I recently returned from a visit to Chile, which launched an ambitious effort in 2000 to become an IT outsourcing hub. It did so in an effort to break its economic dependence on its mining industry. By offering massive subsidies, the Chilean government created an outsourcing industry that generated $800 million in revenue and employed 20,000 people in 2008. The Chilean Economic Development Agency (CORFO) asked my research team at Duke University to advise them on a way to grow this to a $5 billion industry by 2015.

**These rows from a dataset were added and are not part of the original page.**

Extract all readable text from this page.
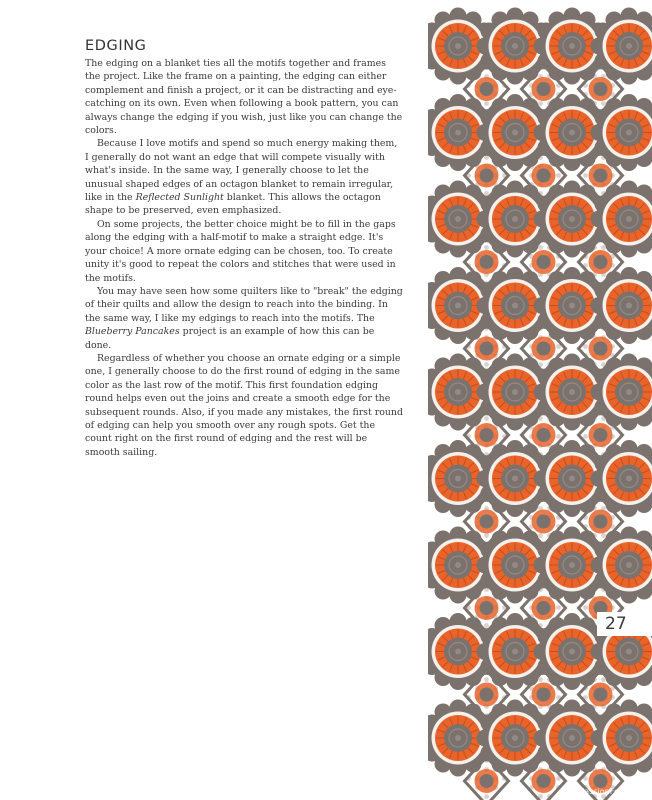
EDGING

The edging on a blanket ties all the motifs together and frames the project. Like the frame on a painting, the edging can either complement and finish a project, or it can be distracting and eye-catching on its own. Even when following a book pattern, you can always change the edging if you wish, just like you can change the colors.

Because I love motifs and spend so much energy making them, I generally do not want an edge that will compete visually with what's inside. In the same way, I generally choose to let the unusual shaped edges of an octagon blanket to remain irregular, like in the Reflected Sunlight blanket. This allows the octagon shape to be preserved, even emphasized.

On some projects, the better choice might be to fill in the gaps along the edging with a half-motif to make a straight edge. It's your choice! A more ornate edging can be chosen, too. To create unity it's good to repeat the colors and stitches that were used in the motifs.

You may have seen how some quilters like to "break" the edging of their quilts and allow the design to reach into the binding. In the same way, I like my edgings to reach into the motifs. The Blueberry Pancakes project is an example of how this can be done.

Regardless of whether you choose an ornate edging or a simple one, I generally choose to do the first round of edging in the same color as the last row of the motif. This first foundation edging round helps even out the joins and create a smooth edge for the subsequent rounds. Also, if you made any mistakes, the first round of edging can help you smooth over any rough spots. Get the count right on the first round of edging and the rest will be smooth sailing.

27
PassionForum.ru
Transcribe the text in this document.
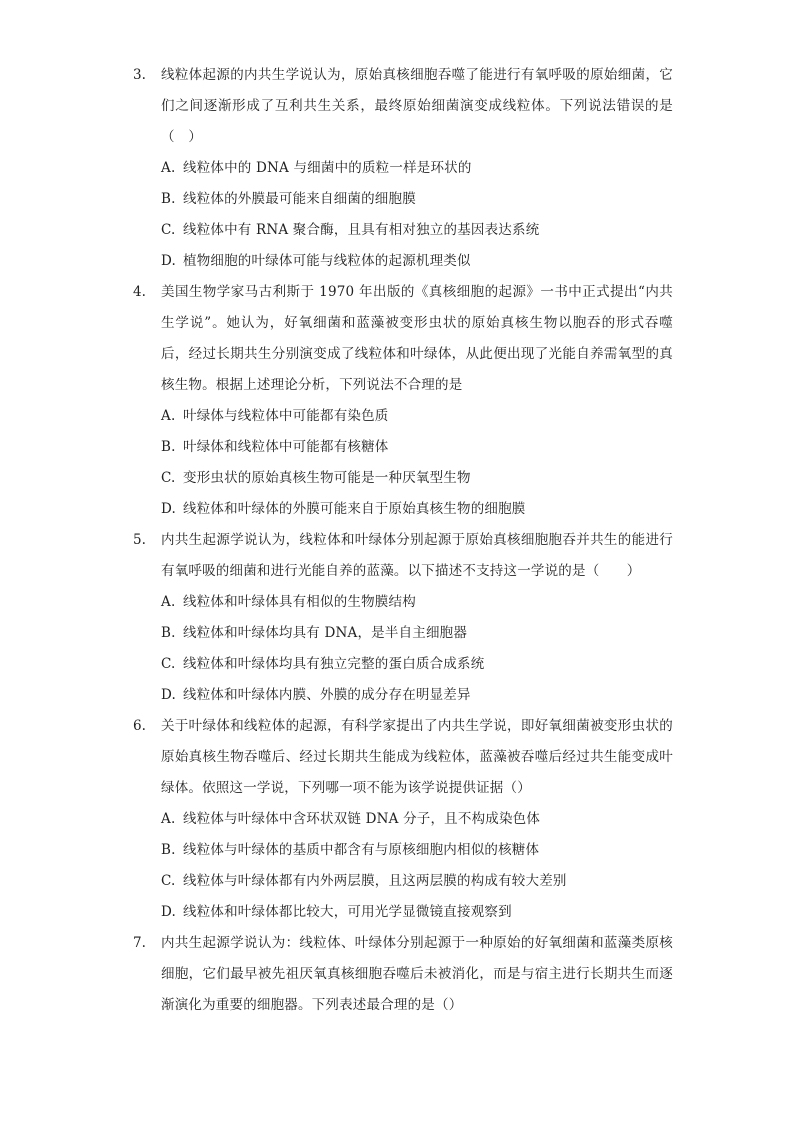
3.	线粒体起源的内共生学说认为，原始真核细胞吞噬了能进行有氧呼吸的原始细菌，它们之间逐渐形成了互利共生关系，最终原始细菌演变成线粒体。下列说法错误的是（　）
A. 线粒体中的 DNA 与细菌中的质粒一样是环状的
B. 线粒体的外膜最可能来自细菌的细胞膜
C. 线粒体中有 RNA 聚合酶，且具有相对独立的基因表达系统
D. 植物细胞的叶绿体可能与线粒体的起源机理类似
4.	美国生物学家马古利斯于 1970 年出版的《真核细胞的起源》一书中正式提出“内共生学说”。她认为，好氧细菌和蓝藻被变形虫状的原始真核生物以胞吞的形式吞噬后，经过长期共生分别演变成了线粒体和叶绿体，从此便出现了光能自养需氧型的真核生物。根据上述理论分析，下列说法不合理的是
A. 叶绿体与线粒体中可能都有染色质
B. 叶绿体和线粒体中可能都有核糖体
C. 变形虫状的原始真核生物可能是一种厌氧型生物
D. 线粒体和叶绿体的外膜可能来自于原始真核生物的细胞膜
5.	内共生起源学说认为，线粒体和叶绿体分别起源于原始真核细胞胞吞并共生的能进行有氧呼吸的细菌和进行光能自养的蓝藻。以下描述不支持这一学说的是（　　）
A. 线粒体和叶绿体具有相似的生物膜结构
B. 线粒体和叶绿体均具有 DNA，是半自主细胞器
C. 线粒体和叶绿体均具有独立完整的蛋白质合成系统
D. 线粒体和叶绿体内膜、外膜的成分存在明显差异
6.	关于叶绿体和线粒体的起源，有科学家提出了内共生学说，即好氧细菌被变形虫状的原始真核生物吞噬后、经过长期共生能成为线粒体，蓝藻被吞噬后经过共生能变成叶绿体。依照这一学说，下列哪一项不能为该学说提供证据（）
A. 线粒体与叶绿体中含环状双链 DNA 分子，且不构成染色体
B. 线粒体与叶绿体的基质中都含有与原核细胞内相似的核糖体
C. 线粒体与叶绿体都有内外两层膜，且这两层膜的构成有较大差别
D. 线粒体和叶绿体都比较大，可用光学显微镜直接观察到
7.	内共生起源学说认为：线粒体、叶绿体分别起源于一种原始的好氧细菌和蓝藻类原核细胞，它们最早被先祖厌氧真核细胞吞噬后未被消化，而是与宿主进行长期共生而逐渐演化为重要的细胞器。下列表述最合理的是（）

I told them it was impossible. Chile had a population of 16 million people, and its universities graduated only 1,400 engineers per year. That put getting 100,000 additional IT workers for its outsourcing industry out of reach. Before long, the industry would start cannibalizing other important, technical professions. Civil engineers, mining engineers and university professors would abandon their posts for higher-paying IT service jobs. And salaries would increase to a point where the industry would cease to be competitive. I recommended Chile try to be more like Israel and less like India. Israel’s smaller, entrepreneurial population makes it a better model for Chile, whereas India’s much larger population gives it an advantage in pursuing the more traditional outsourcing industry model.

Chile’s entrepreneurial ecosystem has the same disadvantages as most regions of the world: Failure is vilified, secrecy is highly valued, and mentoring and social networks are lacking. To accelerate the pace of change, I told CORFO that Chile should import entrepreneurs. These immigrants would help connect locals to global markets, bring in fresh ideas, and boost innovation — just as they do in Silicon Valley.

But how could Chile become an entrepreneurial magnet like Silicon Valley? Chile might be one of the most beautiful places in the world with an open economy and vibrant democracy, but the country is relatively remote. So it is not as easy as it sounds.

Nicolas Shea, an adviser to the Chilean Ministry of Economy, had a good idea: Pay foreigners to come to Chile. In March 2010, I helped Shea’s team design an experiment to import 1,000 foreign entrepreneurs over three years in an attempt to build a thriving tech hub with a culture of innovation and risk-taking. This program, called Start-Up Chile, was formally launched this January. Entrepreneurs who choose to move to Chile for at least six months receive a grant of $40,000. Additionally, the program provides free office space and moving assistance. It also facilitates networking and business connections. (By way of full disclosure, I served as an unpaid adviser to the Chilean Ministry of Economy until January 2011. This year, I am a paid adviser to the board of Start-Up Chile.)

Why did I believe that this experiment would succeed when, as I have written, practically all government attempts to create innovation everywhere in the world have failed? Because the other efforts have focused on building clusters — fancy tech parks, constructed near research universities that subsidize chosen industries to locate there. Billions of dollars have been poured into some of these efforts. What these governments have failed to understand is that buildings and industry don’t make innovation happen — people do.